Recently I began creating a large glass seaweed sculpture inspired by ocean flora. During the past year I have been creating sculptures inspired by various garden plants and ocean forms. I was especially interested in sea corals and sea anemone with their intricate linear patterns. Recently I stumbled across a book called An Ocean Garden. The Red Seaweed photographs really inspired this current sculpture. For me this glass seaweed sculpture has been an epiphany. This focus on ocean flora combines my interests with ocean life and conservation.
Working with Sketches
I have kept sketches and handwritten notes of my sculpture since the early 1980’s. This practice of drawing, image-collecting and note-taking is pure magic to me. Drawing is where all the excitement lies in sculpture. I am always collecting images and sketching out ideas the flash through my mind throughout the day. My book is very large and always open! This series of glass sculptures are really a form of drawing with glass. For this glass seaweed sculpture, I made a series of sketches that explore the patterns of the seaweed plant. I was most interested in the types of seaweed plants that have multiple, swaying tendrils from a vertical stem.

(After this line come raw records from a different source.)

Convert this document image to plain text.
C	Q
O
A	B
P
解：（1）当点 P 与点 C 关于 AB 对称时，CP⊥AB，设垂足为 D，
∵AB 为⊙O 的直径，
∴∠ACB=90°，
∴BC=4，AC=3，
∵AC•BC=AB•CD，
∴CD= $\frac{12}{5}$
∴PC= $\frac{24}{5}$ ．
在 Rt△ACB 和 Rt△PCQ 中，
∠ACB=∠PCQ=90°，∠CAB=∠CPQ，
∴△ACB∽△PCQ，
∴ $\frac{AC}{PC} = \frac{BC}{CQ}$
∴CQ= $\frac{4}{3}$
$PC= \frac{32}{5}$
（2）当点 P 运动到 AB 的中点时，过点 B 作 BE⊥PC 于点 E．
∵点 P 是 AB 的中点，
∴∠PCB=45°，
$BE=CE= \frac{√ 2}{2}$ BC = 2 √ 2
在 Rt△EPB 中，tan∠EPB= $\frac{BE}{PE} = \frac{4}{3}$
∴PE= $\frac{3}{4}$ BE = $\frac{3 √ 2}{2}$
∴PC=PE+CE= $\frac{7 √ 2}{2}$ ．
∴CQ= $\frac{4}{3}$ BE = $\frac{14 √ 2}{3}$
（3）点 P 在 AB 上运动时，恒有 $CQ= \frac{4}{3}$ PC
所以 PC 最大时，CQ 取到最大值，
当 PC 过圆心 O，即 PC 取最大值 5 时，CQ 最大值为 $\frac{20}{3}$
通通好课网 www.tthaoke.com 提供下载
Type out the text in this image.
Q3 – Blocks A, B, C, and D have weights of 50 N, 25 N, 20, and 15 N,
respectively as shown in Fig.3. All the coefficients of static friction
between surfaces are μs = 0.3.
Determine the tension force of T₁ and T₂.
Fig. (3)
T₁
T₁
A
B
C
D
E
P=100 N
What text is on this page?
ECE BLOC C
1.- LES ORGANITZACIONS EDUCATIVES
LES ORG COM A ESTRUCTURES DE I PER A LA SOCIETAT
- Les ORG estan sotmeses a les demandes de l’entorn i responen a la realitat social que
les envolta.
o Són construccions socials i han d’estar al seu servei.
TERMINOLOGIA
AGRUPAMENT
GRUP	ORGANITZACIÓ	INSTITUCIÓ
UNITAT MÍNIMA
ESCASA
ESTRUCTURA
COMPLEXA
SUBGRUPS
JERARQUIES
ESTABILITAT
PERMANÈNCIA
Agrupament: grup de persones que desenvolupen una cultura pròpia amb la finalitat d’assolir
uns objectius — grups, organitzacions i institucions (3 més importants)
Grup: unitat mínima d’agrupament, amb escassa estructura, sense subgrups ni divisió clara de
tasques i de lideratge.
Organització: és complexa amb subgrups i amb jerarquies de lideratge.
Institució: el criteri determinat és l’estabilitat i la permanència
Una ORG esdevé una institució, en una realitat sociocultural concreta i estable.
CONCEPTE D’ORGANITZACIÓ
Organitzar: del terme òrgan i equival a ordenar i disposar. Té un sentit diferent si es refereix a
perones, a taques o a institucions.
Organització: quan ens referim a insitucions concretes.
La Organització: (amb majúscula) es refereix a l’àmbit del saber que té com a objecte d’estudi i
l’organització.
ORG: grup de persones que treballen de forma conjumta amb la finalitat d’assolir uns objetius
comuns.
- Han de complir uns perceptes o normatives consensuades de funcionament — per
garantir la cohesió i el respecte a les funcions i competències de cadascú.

Creating a Strong, Sinuous Structure
When I began this glass seaweed sculpture I wanted to create a large-scale work. This meant using a wider diameter rod such as 8mm boro. I spend a lot of time working on the structure and stability of a sculpture. Making the work visually interesting and strong is a real joy for me. Some pointers I have learned in reading about large-scale flameworked glass is that you must anneal often. This has really been the case for me when using larger rods. There are trade-offs when you scale your work up. You will spend a lot of time cleaning and annealing your work. On the other hand my work is about ideas and sometimes you have an idea that demands scale.